Ainsi donc, la troisième étape du parcours de Dr Boussou, pourrait être
estampillée du sceau du coup de poker-menteur où la période de grâce. Car,
n’ayant pas informé son employeur, encore moins ses « collègues » du cabinet de
ce qu’il poursuivait des études doctorales, financées par son emploi de vigile, il a
failli perdre son poste. N’eût été, l’enchantement, a contrario, que cela suscita.
Boussou s’en explique : « En 2012, étant en poste la nuit, j’attirais l’attention de
mon patron avec de nombreux documents, ce qui était contraire aux règles de la
sécurité. Plutôt que de subir ses foudres, c’est, au contraire, à des encouragements
et à un accompagnement de tous les instants auxquels j’ai eu droit ». Au-
delà, poursuit l’ex-veilleur de nuit qui s’érigea en « L’Etudiant noir », pour
paraphraser l’ouvrage d’anthologie de Camara Laye, « Le contrat étant entre la
société de gardiennage et le cabinet ayant été résilié, j’ai eu la chance d’être retenu
dans le cabinet en qualité de coursier. Mon boss sachant le but que je voulais
atteindre, il a eu beaucoup de mansuétude à mon égard. De même que mes
collègues qui me baptisèrent, tel un signe avant-coureur, « Docteur ». L’appétit
venant en mangeant, j’ai pu économiser afin de financer mes études doctorales et
d’être confirmé docteur aujourd’hui. Je tiens à dire merci au cabinet qui a fait de
moi ce que je suis aujourd’hui. En conclusion, on retient que la patience est un
chemin d’or et on peut partir de rien pour réussir demain ».

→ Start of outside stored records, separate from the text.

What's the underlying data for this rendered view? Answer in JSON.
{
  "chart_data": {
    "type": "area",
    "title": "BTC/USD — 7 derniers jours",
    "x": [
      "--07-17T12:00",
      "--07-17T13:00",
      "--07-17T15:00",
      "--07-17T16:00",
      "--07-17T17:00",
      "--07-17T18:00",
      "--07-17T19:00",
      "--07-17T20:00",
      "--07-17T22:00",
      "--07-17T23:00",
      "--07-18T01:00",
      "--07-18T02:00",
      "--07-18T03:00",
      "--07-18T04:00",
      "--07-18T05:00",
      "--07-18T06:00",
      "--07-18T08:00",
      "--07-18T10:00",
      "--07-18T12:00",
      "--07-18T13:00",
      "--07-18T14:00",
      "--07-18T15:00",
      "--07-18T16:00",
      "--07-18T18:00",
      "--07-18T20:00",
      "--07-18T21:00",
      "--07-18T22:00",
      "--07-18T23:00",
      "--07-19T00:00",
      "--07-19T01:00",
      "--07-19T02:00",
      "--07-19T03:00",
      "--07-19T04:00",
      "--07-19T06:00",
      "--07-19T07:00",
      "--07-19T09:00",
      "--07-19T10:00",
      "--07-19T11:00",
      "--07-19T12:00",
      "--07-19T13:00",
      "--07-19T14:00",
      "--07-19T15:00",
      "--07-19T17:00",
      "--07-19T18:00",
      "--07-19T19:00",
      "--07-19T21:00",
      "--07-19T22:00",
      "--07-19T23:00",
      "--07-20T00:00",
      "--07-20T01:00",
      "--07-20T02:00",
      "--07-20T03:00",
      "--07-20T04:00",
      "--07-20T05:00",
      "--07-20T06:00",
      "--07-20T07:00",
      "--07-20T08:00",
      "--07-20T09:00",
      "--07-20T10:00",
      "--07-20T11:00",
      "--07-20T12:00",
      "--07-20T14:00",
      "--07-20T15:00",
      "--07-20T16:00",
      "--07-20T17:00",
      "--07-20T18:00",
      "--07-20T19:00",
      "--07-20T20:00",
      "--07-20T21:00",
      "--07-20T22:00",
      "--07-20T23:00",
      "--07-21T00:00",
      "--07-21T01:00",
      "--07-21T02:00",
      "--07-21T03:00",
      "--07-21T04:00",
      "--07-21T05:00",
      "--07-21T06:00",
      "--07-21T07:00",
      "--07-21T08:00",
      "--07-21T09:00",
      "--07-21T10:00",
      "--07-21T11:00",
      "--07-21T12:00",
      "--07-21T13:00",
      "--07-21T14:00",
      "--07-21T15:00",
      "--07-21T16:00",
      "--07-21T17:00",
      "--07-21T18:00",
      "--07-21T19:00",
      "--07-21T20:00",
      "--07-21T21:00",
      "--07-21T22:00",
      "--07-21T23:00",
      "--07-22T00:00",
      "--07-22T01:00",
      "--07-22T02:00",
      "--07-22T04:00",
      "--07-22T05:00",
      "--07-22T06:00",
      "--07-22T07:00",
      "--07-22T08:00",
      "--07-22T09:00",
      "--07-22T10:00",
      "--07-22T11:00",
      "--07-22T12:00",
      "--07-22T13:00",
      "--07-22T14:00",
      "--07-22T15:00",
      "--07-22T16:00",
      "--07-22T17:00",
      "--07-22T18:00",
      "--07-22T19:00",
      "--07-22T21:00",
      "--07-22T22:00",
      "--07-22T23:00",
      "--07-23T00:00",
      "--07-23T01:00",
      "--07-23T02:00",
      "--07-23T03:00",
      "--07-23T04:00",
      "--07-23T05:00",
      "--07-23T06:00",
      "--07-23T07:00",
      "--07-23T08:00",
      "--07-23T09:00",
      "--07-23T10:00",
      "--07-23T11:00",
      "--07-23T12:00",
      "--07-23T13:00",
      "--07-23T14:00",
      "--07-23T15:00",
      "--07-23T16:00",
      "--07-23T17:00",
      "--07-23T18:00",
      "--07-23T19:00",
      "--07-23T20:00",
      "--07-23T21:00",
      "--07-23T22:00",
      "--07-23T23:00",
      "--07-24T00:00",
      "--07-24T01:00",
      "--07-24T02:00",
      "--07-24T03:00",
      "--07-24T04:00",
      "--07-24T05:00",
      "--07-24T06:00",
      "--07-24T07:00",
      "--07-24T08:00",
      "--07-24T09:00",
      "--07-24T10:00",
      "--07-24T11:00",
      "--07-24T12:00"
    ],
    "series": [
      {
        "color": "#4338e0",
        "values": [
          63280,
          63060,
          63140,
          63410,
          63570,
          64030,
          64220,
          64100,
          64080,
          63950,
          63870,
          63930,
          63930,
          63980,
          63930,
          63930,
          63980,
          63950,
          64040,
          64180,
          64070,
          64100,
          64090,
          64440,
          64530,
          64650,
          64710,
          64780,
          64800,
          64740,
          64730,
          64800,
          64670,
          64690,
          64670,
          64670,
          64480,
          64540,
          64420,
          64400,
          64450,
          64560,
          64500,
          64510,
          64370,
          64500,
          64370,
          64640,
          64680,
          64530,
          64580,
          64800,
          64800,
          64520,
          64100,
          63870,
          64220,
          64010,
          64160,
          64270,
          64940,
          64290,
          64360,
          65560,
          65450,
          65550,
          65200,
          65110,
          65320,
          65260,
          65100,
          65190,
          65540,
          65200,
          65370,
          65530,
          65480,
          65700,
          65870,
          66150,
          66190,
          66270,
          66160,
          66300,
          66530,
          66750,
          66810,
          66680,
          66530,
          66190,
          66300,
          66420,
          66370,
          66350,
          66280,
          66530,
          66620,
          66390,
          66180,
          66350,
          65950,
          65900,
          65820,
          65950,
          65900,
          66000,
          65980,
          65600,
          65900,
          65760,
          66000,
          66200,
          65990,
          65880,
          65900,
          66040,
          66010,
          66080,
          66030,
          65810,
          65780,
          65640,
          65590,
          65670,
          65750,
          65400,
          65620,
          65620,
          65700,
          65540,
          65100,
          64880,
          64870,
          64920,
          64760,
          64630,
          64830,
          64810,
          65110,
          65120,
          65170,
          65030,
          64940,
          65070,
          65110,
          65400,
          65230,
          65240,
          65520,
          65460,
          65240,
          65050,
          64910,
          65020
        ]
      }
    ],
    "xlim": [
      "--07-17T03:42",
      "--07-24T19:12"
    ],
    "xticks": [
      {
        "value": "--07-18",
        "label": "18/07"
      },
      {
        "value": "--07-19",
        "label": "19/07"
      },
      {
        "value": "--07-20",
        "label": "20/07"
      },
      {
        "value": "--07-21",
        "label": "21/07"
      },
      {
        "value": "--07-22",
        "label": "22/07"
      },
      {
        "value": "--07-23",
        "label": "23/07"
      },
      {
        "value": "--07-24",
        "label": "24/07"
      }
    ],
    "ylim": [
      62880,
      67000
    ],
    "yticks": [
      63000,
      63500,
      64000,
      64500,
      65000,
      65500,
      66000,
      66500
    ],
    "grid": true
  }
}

Cette profession de foi qui rime avec humilité, s’apparente, avec un bémol
toutefois, à l’étrange destin de… Wangrin. Car, Wangrin va, dans une Afrique
coloniale sectaire qu’on peut apparenter à la jungle sociale de ce siècle, pénétrer
les arcanes du pouvoir et s'en servir tout d'abord à son profit, ensuite, à celui de
ses frères africains pauvres et défavorisés. Il va s'enrichir au nez et à la barbe des
administrateurs coloniaux et surtout à leurs dépens, et ceci avec une grande
jubilation. Toute chose qu’on pourrait imager par la quête du savoir même quand
les coups de la vie vous entraînent dans des méandres inclinant au découragement.

Ainsi comme Wangrin, on s'attache aux pas de Dr Boussou. Toujours généreux et


agissant avec noblesse. Même s’il n’est pas à lui souhaiter la fin du personnage
livresque lorsqu'il aura tout perdu, osons espérer que dans son ascension sociale
et académique, apparaitra inlassablement la vraie grandeur qui sied à tout érudit.
A l’instar de Wangrin qui, dénué de tout, sait encore rire de lui-même et de ce qui
l'entoure. Et pouvoir donner en leçon à la postérité, sa vie.